Carolyn Laray, the foundation's executive director, says the organization needs about $2 million to help Sotterley survive as a public place.
"I hope Sotterley does not close," Mrs. Callum says. "I think this comes as close to a complete plantation as ever you will find in the state of Maryland."
"Complete" because of the slave quarters and perhaps unique: Folks in St. Mary's County have called Sotterley America's oldest working plantation. It's been in continuous operation since Squire James Bowles, the son of a London tobacco merchant, established the plantation in 1710. Slaves no doubt helped rise Bowles' original two-room house that survives as the manor's entrance hall and library. Plantation land inherited by relatives of Mabel Satterlee Ingalls, the owner who set up the Sotterley foundation, is still cultivated.
"Sotterley was a self-sufficient plantation," Mrs. Callum says. "And the blacks who worked there, the slaves, were skilled laborers, some of them. They did everything.
"My great-grandfather was a master plasterer, and they hired him out to do work as far away as Charlotte Hall," she says. "And the blacks have not been given credit for what they did at Sotterley."
A sturdy, cheerful woman with an edge of sardonic realism, Mrs. Callum is a tenacious and determined chronicler of her family's genealogy and African-American history in gen-eral. In nearly a quarter-century of searching records from St. Mary's courthouse Ghana, West Africa, she's become a kind of authoritative folk historian.
Mrs. Callum, who earned a bachelor's degree from Morgan State University at 48 and a master's degree in social sciences two years later, has published a genealogy of her Kane and Butler ancestors.
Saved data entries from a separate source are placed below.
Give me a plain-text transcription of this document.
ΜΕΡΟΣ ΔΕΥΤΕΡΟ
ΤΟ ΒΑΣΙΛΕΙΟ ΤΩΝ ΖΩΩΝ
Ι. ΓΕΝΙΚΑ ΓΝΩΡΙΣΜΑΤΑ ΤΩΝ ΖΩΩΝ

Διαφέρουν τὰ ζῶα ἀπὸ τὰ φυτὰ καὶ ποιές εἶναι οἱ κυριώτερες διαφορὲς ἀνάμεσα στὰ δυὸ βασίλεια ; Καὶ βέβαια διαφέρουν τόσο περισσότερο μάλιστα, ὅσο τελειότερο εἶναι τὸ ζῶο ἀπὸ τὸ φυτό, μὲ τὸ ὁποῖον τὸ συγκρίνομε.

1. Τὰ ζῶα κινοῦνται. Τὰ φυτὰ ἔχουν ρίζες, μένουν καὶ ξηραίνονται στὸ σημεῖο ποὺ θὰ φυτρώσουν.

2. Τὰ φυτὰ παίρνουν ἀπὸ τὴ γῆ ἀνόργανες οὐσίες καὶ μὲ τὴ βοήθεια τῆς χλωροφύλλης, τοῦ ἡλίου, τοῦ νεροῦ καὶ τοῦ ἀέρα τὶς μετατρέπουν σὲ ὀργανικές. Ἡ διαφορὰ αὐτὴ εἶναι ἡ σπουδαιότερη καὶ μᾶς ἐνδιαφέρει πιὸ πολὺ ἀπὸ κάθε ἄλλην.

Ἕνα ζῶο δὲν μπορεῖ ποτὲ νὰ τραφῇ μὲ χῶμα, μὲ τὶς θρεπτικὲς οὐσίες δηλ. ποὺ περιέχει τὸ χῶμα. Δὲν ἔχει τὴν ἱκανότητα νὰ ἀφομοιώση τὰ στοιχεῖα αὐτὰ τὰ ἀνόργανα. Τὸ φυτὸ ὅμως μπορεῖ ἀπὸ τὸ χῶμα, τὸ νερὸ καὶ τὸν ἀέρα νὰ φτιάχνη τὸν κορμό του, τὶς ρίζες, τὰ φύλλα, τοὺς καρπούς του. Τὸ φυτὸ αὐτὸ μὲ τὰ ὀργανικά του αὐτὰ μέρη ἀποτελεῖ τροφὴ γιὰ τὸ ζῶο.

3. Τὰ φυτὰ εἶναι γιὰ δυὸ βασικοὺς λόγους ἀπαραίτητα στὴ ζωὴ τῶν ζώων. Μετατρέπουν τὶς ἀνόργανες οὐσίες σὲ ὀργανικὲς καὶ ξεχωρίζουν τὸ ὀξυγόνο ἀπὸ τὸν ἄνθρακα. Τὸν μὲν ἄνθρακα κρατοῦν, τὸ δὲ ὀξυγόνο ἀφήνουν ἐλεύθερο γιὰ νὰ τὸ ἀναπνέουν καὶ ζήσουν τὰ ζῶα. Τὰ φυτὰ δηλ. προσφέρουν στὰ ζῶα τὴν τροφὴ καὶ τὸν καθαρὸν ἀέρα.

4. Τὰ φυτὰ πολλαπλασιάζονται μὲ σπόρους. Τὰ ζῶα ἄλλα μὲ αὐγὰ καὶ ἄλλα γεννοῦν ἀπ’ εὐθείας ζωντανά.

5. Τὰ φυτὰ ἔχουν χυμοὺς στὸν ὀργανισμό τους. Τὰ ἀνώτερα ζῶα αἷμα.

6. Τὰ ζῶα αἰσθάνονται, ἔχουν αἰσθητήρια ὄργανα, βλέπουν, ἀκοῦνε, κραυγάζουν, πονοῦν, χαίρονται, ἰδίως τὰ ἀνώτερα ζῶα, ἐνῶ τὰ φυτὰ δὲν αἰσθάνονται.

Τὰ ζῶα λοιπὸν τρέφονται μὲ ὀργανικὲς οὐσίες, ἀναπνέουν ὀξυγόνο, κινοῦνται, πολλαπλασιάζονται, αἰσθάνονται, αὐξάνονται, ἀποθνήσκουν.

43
Her mother descended from the free blacks of the Butler family. Mrs. Callum founded and edits a black genealogical journal called Flower of the Forest after a tract of St. Mary's County land that Butler family members have owned for nearly 125 years.
She's chronicled -- name-by-name -- 5,700 African-American marriages from 1800 to 1900 in St. Mary's County. She's recorded the history of African-Americans who fought in the Civil War in her book "Colored Volunteers of Maryland -- Civil War -- 7th Regiment U. S. Colored Troops, 1863-1866."
"I dare say I am the first one who has ever done serious work on the blacks of St. Mary's County," she says. "And they played a significant role in the growth of the county. Much of the wealth has come off of the backs of the black people. So we have to leave something."
The president of the Sotterley Foundation board is St. Mary's County Judge John Hanson Briscoe, former speaker of the House of Delegates and scion of a family settled in Maryland since the Ark and Dove landed at St. Clement's Island. His great-grandfather, Dr. Walter Hanson Stone Briscoe, owned Sotterley when Agnes Callum's kinfolk were slaves there.
Mr. Briscoe recalls that when he came on the board two years ago, Mrs. Callum told him she had some documents she thought might interest him. They were the records of the sale of her great-grandfather on the steps of the Leonardtown Courthouse.
"I have never run across anything quite like this," says Richard Moe, president of the National Trust for Historic Preservation, which is trying to help Sotterley survive. "Here you have the descendants of a slave and a slave holder, both trying to save this property."